Several studies have examined the appropriate threshold (patient platelet count) at which to administer such transfusions, but the basic premise (whether prophylactic platelet transfusions actually prevent bleeding) has not been examined until very recently. TOPPS assessed whether a no-prophylaxis platelet transfusion strategy was as effective and safe as giving prophylaxis. This question is important, because prophylaxis is currently the standard of care. However, transfusions carry risks and costs, and if they are not necessary (because prophylaxis does not prevent bleeding) this would have important implications.

TOPPS was a randomised, parallel-group, open-label, non-inferiority trial at 14 UK and Australian centres. Six hundred adults with haematologic malignancies or undergoing autologous or allogeneic stem cell transplantation (SCT) were randomised to receive (or not), prophylactic transfusions when morning platelet counts were <10x109/L.

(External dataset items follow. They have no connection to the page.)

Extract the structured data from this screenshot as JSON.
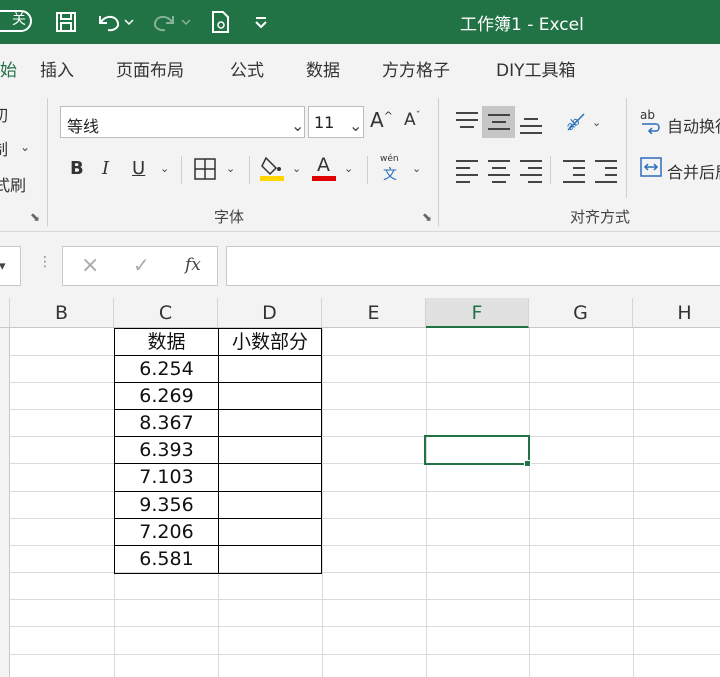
{
  "titlebar": {
    "autosave_label": "关",
    "title": "工作簿1  -  Excel"
  },
  "tabs": [
    "插入",
    "页面布局",
    "公式",
    "数据",
    "方方格子",
    "DIY工具箱"
  ],
  "ribbon": {
    "left_partial_items": [
      "切",
      "制",
      "式刷"
    ],
    "font_name": "等线",
    "font_size": "11",
    "bold": "B",
    "italic": "I",
    "underline": "U",
    "font_color_letter": "A",
    "phonetic_top": "wén",
    "phonetic_bottom": "文",
    "font_group_label": "字体",
    "wrap_text_label": "自动换行",
    "merge_label": "合并后居中",
    "alignment_group_label": "对齐方式",
    "abc_icon_text": "ab",
    "colors": {
      "fill_yellow": "#ffd700",
      "font_red": "#e00000"
    }
  },
  "formula_bar": {
    "cancel_icon": "×",
    "enter_icon": "✓",
    "fx_label": "fx",
    "value": ""
  },
  "sheet": {
    "columns": [
      "B",
      "C",
      "D",
      "E",
      "F",
      "G",
      "H"
    ],
    "active_column": "F",
    "headers": {
      "c": "数据",
      "d": "小数部分"
    },
    "rows": [
      {
        "c": "6.254",
        "d": ""
      },
      {
        "c": "6.269",
        "d": ""
      },
      {
        "c": "8.367",
        "d": ""
      },
      {
        "c": "6.393",
        "d": ""
      },
      {
        "c": "7.103",
        "d": ""
      },
      {
        "c": "9.356",
        "d": ""
      },
      {
        "c": "7.206",
        "d": ""
      },
      {
        "c": "6.581",
        "d": ""
      }
    ]
  },
  "accent_color": "#217346"
}
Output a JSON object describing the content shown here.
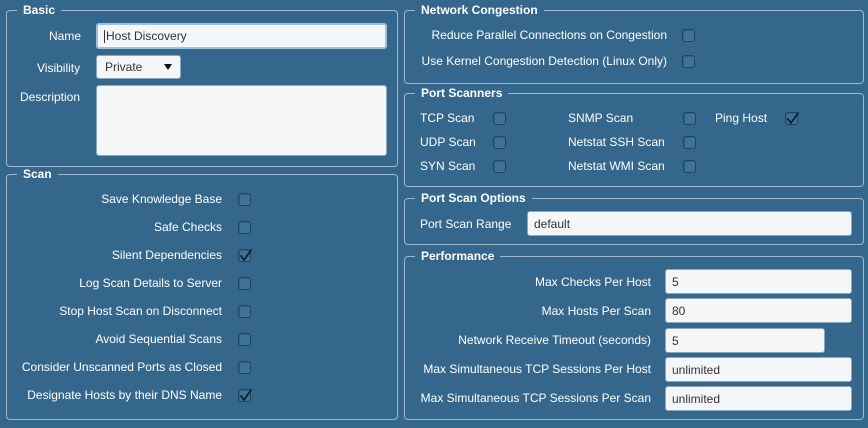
{
  "basic": {
    "title": "Basic",
    "name_label": "Name",
    "name_value": "Host Discovery",
    "visibility_label": "Visibility",
    "visibility_value": "Private",
    "description_label": "Description",
    "description_value": ""
  },
  "scan": {
    "title": "Scan",
    "items": [
      {
        "label": "Save Knowledge Base",
        "checked": false
      },
      {
        "label": "Safe Checks",
        "checked": false
      },
      {
        "label": "Silent Dependencies",
        "checked": true
      },
      {
        "label": "Log Scan Details to Server",
        "checked": false
      },
      {
        "label": "Stop Host Scan on Disconnect",
        "checked": false
      },
      {
        "label": "Avoid Sequential Scans",
        "checked": false
      },
      {
        "label": "Consider Unscanned Ports as Closed",
        "checked": false
      },
      {
        "label": "Designate Hosts by their DNS Name",
        "checked": true
      }
    ]
  },
  "congestion": {
    "title": "Network Congestion",
    "items": [
      {
        "label": "Reduce Parallel Connections on Congestion",
        "checked": false
      },
      {
        "label": "Use Kernel Congestion Detection (Linux Only)",
        "checked": false
      }
    ]
  },
  "scanners": {
    "title": "Port Scanners",
    "tcp": {
      "label": "TCP Scan",
      "checked": false
    },
    "udp": {
      "label": "UDP Scan",
      "checked": false
    },
    "syn": {
      "label": "SYN Scan",
      "checked": false
    },
    "snmp": {
      "label": "SNMP Scan",
      "checked": false
    },
    "ssh": {
      "label": "Netstat SSH Scan",
      "checked": false
    },
    "wmi": {
      "label": "Netstat WMI Scan",
      "checked": false
    },
    "ping": {
      "label": "Ping Host",
      "checked": true
    }
  },
  "port_options": {
    "title": "Port Scan Options",
    "range_label": "Port Scan Range",
    "range_value": "default"
  },
  "performance": {
    "title": "Performance",
    "max_checks_label": "Max Checks Per Host",
    "max_checks_value": "5",
    "max_hosts_label": "Max Hosts Per Scan",
    "max_hosts_value": "80",
    "timeout_label": "Network Receive Timeout (seconds)",
    "timeout_value": "5",
    "tcp_host_label": "Max Simultaneous TCP Sessions Per Host",
    "tcp_host_value": "unlimited",
    "tcp_scan_label": "Max Simultaneous TCP Sessions Per Scan",
    "tcp_scan_value": "unlimited"
  },
  "icons": {
    "check": "checkmark-icon",
    "dropdown": "chevron-down-icon"
  }
}
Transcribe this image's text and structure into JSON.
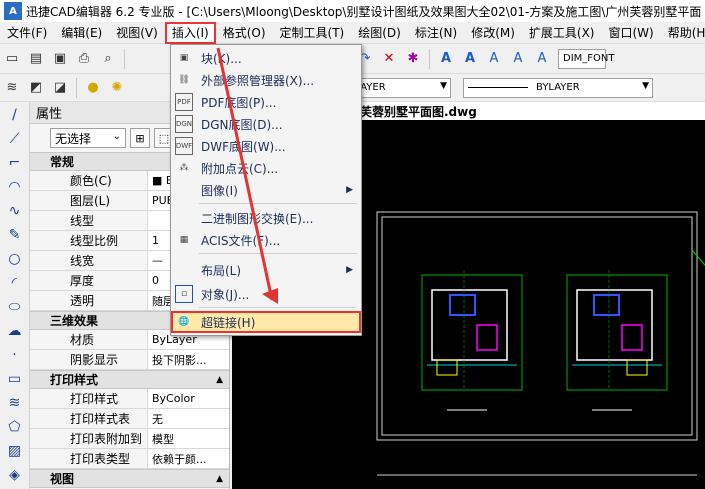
{
  "title": "迅捷CAD编辑器 6.2 专业版 - [C:\\Users\\Mloong\\Desktop\\别墅设计图纸及效果图大全02\\01-方案及施工图\\广州芙蓉别墅平面",
  "menu": [
    "文件(F)",
    "编辑(E)",
    "视图(V)",
    "插入(I)",
    "格式(O)",
    "定制工具(T)",
    "绘图(D)",
    "标注(N)",
    "修改(M)",
    "扩展工具(X)",
    "窗口(W)",
    "帮助(H)"
  ],
  "toolbar": {
    "layer_combo": "BYLAYER",
    "linetype_combo": "BYLAYER",
    "dim_style": "DIM_FONT",
    "layer_color": "#00cc00"
  },
  "insert_menu": {
    "items": [
      {
        "label": "块(K)...",
        "icon": "block-icon",
        "submenu": false
      },
      {
        "label": "外部参照管理器(X)...",
        "icon": "xref-icon",
        "submenu": false
      },
      {
        "label": "PDF底图(P)...",
        "icon": "pdf-icon",
        "submenu": false
      },
      {
        "label": "DGN底图(D)...",
        "icon": "dgn-icon",
        "submenu": false
      },
      {
        "label": "DWF底图(W)...",
        "icon": "dwf-icon",
        "submenu": false
      },
      {
        "label": "附加点云(C)...",
        "icon": "pointcloud-icon",
        "submenu": false
      },
      {
        "label": "图像(I)",
        "icon": "",
        "submenu": true
      },
      {
        "label": "二进制图形交换(E)...",
        "icon": "",
        "submenu": false
      },
      {
        "label": "ACIS文件(F)...",
        "icon": "acis-icon",
        "submenu": false
      },
      {
        "label": "布局(L)",
        "icon": "",
        "submenu": true
      },
      {
        "label": "对象(J)...",
        "icon": "object-icon",
        "submenu": false
      },
      {
        "label": "超链接(H)",
        "icon": "globe-icon",
        "submenu": false
      }
    ]
  },
  "props_panel": {
    "title": "属性",
    "selection": "无选择",
    "sections": [
      {
        "title": "常规",
        "rows": [
          {
            "k": "颜色(C)",
            "v": "■ B"
          },
          {
            "k": "图层(L)",
            "v": "PUB"
          },
          {
            "k": "线型",
            "v": ""
          },
          {
            "k": "线型比例",
            "v": "1"
          },
          {
            "k": "线宽",
            "v": "—"
          },
          {
            "k": "厚度",
            "v": "0"
          },
          {
            "k": "透明",
            "v": "随层"
          }
        ]
      },
      {
        "title": "三维效果",
        "rows": [
          {
            "k": "材质",
            "v": "ByLayer"
          },
          {
            "k": "阴影显示",
            "v": "投下阴影..."
          }
        ]
      },
      {
        "title": "打印样式",
        "rows": [
          {
            "k": "打印样式",
            "v": "ByColor"
          },
          {
            "k": "打印样式表",
            "v": "无"
          },
          {
            "k": "打印表附加到",
            "v": "模型"
          },
          {
            "k": "打印表类型",
            "v": "依赖于颜..."
          }
        ]
      },
      {
        "title": "视图",
        "rows": []
      }
    ]
  },
  "drawing_tab": "州芙蓉别墅平面图.dwg",
  "colors": {
    "accent": "#e33333",
    "highlight": "#ffe9a8",
    "canvas": "#000000"
  }
}
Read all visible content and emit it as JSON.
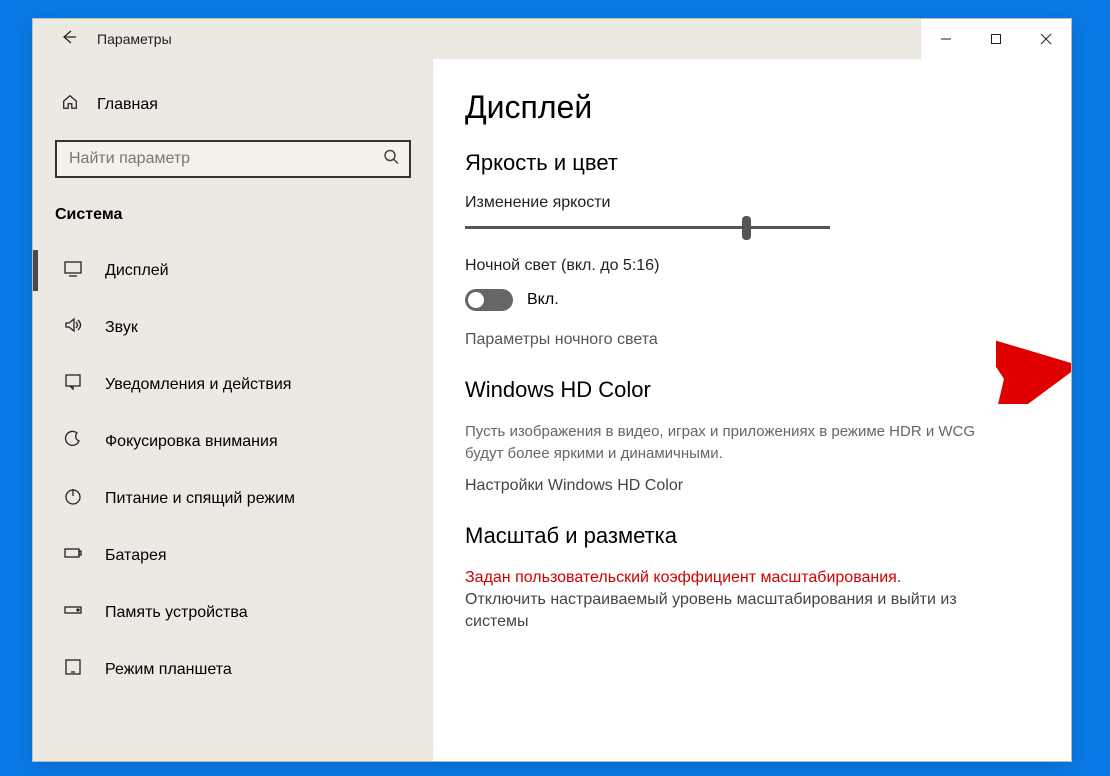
{
  "titlebar": {
    "title": "Параметры"
  },
  "sidebar": {
    "home": "Главная",
    "search_placeholder": "Найти параметр",
    "section": "Система",
    "items": [
      {
        "label": "Дисплей"
      },
      {
        "label": "Звук"
      },
      {
        "label": "Уведомления и действия"
      },
      {
        "label": "Фокусировка внимания"
      },
      {
        "label": "Питание и спящий режим"
      },
      {
        "label": "Батарея"
      },
      {
        "label": "Память устройства"
      },
      {
        "label": "Режим планшета"
      }
    ]
  },
  "main": {
    "heading": "Дисплей",
    "brightness_section": "Яркость и цвет",
    "brightness_label": "Изменение яркости",
    "nightlight_label": "Ночной свет (вкл. до 5:16)",
    "toggle_state": "Вкл.",
    "nightlight_settings": "Параметры ночного света",
    "hdr_heading": "Windows HD Color",
    "hdr_desc": "Пусть изображения в видео, играх и приложениях в режиме HDR и WCG будут более яркими и динамичными.",
    "hdr_link": "Настройки Windows HD Color",
    "scale_heading": "Масштаб и разметка",
    "scale_warning": "Задан пользовательский коэффициент масштабирования.",
    "scale_action": "Отключить настраиваемый уровень масштабирования и выйти из системы"
  }
}
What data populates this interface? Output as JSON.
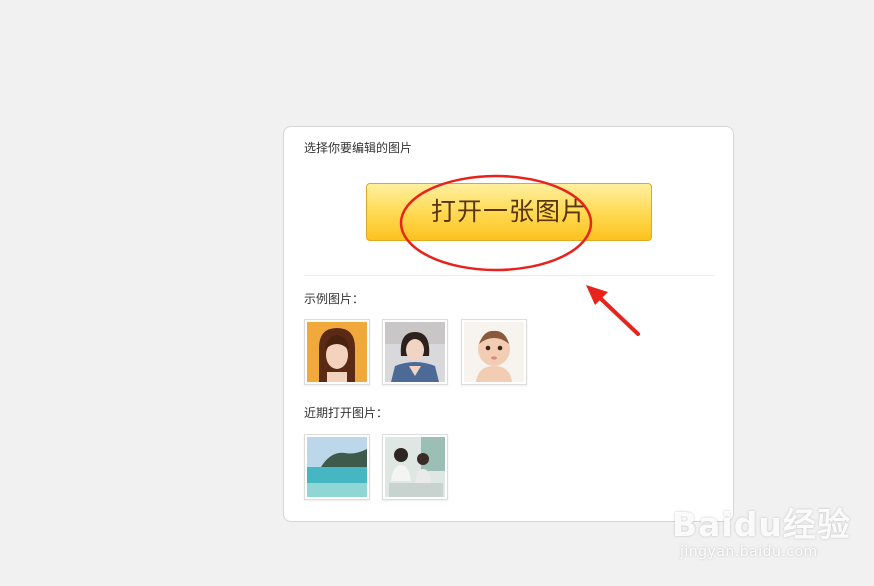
{
  "dialog": {
    "heading": "选择你要编辑的图片",
    "open_button_label": "打开一张图片",
    "samples_label": "示例图片：",
    "recent_label": "近期打开图片："
  },
  "sample_images": [
    {
      "subject": "woman with bangs on orange background"
    },
    {
      "subject": "woman in denim jacket selfie"
    },
    {
      "subject": "baby portrait"
    }
  ],
  "recent_images": [
    {
      "subject": "tropical sea and island"
    },
    {
      "subject": "two women at laptops"
    }
  ],
  "watermark": {
    "logo": "Baidu经验",
    "url": "jingyan.baidu.com"
  },
  "colors": {
    "page_background": "#f1f1f1",
    "button_gradient_top": "#ffef9e",
    "button_gradient_bottom": "#fcc21f",
    "button_text": "#5b3408",
    "annotation_red": "#e8231d"
  }
}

Overall, WHO grade 2-4 bleeding (grade 4 being most serious) occurred in 50% patients in the no-prophylaxis group compared to 43% receiving prophylaxis. Patients in the no-prophylaxis group had more days with bleeding, and shorter time to first bleed. Patients with acute leukaemia or undergoing allogeneic SCT not receiving prophylaxis had significantly more bleeding events. Bleeding rates were lower, and not different between the two study arms, for autologous SCT patients. Platelet use was markedly reduced in the no-prophylaxis arm.

TOPPS concluded that while the vast majority of bleeding episodes were not serious, over 40% patients experienced WHO grade 2 or higher bleeds despite prophylaxis. The researchers noted that additional strategies are required to prevent bleeding in haematology patients, and these will be explored in future studies.